Wikileaks founder Julian Assange.
Syrian Christians persecuted and forced to flee Maaloula
Maaloula, an ancient Christian town where the locals speak western Aramaic – a language spoken by Christ – has seen some of the fiercest fighting in the Syrian civil war, with attacks on Christians who were eventually forced to make desperate escapes.
Christians and Muslims used to coexist in Maaloula peacefully and despite the civil war raging around them had agreed that their town must remain one of peace. But when Maaloula was taken over in early September by the Islamist fighters from jabat al-Nusra, a group with links to Al-Qaeda, not one of the town’s 5,000 Christian residents or virtually a single member of the 2,000 strong Muslim community remained. All have now fled, fearing for their lives. Maaloula has become a ghost town.
A Syrian army tank is seen in the Christian town of Maalula on September 11, 2013.
Libya mired in spiral of violence and ongoing chaos
Two years after the NATO-backed deposition of Libyan leader, Muammar Gaddafi, the country is in chaos. 2013 has witnessed the siege of Libya’s Foreign ministry, the Russian embassy falling under attack, high-ranking officials kidnapped, as well as repeated and deadly clashes between the Libyan army and Islamist militia.

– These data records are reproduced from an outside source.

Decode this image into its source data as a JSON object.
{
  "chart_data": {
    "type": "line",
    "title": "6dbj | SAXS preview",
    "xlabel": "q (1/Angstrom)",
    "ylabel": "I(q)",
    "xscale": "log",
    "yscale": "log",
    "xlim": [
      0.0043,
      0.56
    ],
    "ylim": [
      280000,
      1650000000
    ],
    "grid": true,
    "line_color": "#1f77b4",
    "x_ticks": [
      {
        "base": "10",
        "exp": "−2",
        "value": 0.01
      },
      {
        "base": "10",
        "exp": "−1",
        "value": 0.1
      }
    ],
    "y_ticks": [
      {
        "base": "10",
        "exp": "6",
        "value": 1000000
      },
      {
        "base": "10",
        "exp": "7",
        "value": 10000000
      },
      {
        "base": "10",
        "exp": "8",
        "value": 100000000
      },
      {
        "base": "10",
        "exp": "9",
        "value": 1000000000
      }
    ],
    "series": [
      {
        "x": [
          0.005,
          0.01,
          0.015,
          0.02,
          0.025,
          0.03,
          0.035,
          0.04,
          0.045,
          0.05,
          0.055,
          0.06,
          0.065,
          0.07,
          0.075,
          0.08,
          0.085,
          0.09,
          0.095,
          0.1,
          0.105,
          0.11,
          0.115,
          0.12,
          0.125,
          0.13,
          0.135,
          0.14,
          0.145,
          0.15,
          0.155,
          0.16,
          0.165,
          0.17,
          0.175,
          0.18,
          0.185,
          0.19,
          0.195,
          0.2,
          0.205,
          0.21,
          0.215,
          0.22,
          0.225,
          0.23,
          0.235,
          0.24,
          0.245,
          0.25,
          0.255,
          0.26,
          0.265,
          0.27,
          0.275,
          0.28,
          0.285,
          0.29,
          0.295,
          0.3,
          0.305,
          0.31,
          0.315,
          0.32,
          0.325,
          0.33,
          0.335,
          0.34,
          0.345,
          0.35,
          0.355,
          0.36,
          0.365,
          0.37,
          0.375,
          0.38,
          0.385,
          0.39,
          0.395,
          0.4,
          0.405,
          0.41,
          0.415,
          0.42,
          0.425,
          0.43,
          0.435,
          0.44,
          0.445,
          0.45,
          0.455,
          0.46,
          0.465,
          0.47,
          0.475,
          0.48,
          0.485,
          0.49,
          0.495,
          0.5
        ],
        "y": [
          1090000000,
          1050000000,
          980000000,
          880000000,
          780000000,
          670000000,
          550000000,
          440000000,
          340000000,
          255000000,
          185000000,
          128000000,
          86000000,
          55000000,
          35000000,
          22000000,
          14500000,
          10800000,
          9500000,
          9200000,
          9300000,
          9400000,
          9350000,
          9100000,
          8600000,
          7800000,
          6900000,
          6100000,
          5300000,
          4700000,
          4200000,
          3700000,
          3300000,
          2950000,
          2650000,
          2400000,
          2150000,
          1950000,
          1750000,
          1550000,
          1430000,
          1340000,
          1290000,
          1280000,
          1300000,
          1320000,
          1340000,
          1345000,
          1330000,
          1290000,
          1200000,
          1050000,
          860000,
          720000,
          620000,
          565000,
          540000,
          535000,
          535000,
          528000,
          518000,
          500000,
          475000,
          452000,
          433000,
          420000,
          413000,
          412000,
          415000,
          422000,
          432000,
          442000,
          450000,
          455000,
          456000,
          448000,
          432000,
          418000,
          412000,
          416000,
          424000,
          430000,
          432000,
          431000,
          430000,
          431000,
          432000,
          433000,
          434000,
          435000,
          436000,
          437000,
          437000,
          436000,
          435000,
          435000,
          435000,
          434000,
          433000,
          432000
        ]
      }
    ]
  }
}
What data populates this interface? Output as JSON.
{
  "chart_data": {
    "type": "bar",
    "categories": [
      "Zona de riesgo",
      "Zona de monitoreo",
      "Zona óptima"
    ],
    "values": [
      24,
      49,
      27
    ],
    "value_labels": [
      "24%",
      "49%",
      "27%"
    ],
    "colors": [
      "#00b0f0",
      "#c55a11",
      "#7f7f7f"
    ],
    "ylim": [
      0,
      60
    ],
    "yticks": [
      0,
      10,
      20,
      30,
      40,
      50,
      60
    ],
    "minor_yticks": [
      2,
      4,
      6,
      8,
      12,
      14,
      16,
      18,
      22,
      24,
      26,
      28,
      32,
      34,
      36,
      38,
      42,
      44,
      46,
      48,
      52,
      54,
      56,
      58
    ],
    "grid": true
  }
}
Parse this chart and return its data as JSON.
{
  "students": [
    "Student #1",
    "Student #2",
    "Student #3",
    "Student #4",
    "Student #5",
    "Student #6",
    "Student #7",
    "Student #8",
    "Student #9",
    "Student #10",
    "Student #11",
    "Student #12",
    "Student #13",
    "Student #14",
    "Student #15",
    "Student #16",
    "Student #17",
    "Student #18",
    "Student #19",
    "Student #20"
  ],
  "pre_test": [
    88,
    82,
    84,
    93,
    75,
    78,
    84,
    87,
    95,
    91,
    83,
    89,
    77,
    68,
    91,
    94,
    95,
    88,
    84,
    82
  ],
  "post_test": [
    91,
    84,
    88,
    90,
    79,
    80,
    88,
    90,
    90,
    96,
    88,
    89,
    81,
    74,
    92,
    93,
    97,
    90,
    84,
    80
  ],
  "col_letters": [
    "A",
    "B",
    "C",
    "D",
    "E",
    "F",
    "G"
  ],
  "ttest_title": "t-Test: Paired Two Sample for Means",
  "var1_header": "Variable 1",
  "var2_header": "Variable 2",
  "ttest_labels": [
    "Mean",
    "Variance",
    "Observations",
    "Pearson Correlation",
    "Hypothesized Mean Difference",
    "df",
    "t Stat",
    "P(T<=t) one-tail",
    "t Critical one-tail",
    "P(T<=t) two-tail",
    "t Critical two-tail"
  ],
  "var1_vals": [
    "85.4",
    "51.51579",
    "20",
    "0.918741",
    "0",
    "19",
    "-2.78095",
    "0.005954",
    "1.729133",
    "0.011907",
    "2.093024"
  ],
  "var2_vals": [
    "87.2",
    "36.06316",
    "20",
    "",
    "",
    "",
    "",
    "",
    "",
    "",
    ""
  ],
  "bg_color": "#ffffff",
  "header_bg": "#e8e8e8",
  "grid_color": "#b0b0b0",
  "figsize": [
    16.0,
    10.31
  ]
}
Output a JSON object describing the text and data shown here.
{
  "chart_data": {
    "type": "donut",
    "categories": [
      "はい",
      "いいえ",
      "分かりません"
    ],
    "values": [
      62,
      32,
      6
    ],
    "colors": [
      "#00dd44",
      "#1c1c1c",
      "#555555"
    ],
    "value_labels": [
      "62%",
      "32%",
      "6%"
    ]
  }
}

In April, Libya’s foreign ministry was besieged by some 200 men armed with AK-47 assault guns and sniper rifles. Demands were made to sack key foreign service officers in Libya’s embassies and consulates abroad. Intense negotiations followed.
Iraq 2013: A year of carnage
Iraq has been embroiled in a bloodbath this year, with over 9,000 killed in total, according to Iraq Body Count – making it the most violent year the country has seen since 2008. RT’s timeline of the annihilation was set up to keep track of its escalation.
Nearly two years after US troops withdrew from Iraq, security forces are struggling to combat the violence. Iraq has been plunging deeper into inter-ethnic violence, prompted by ever-growing tensions mostly between the country’s majority Shiite community and the Sunni minority.
Iraqis gather around a burning car at the scene of an explosion in the Shiite Muslim Al-Amin district of Baghdad on December 8, 2013.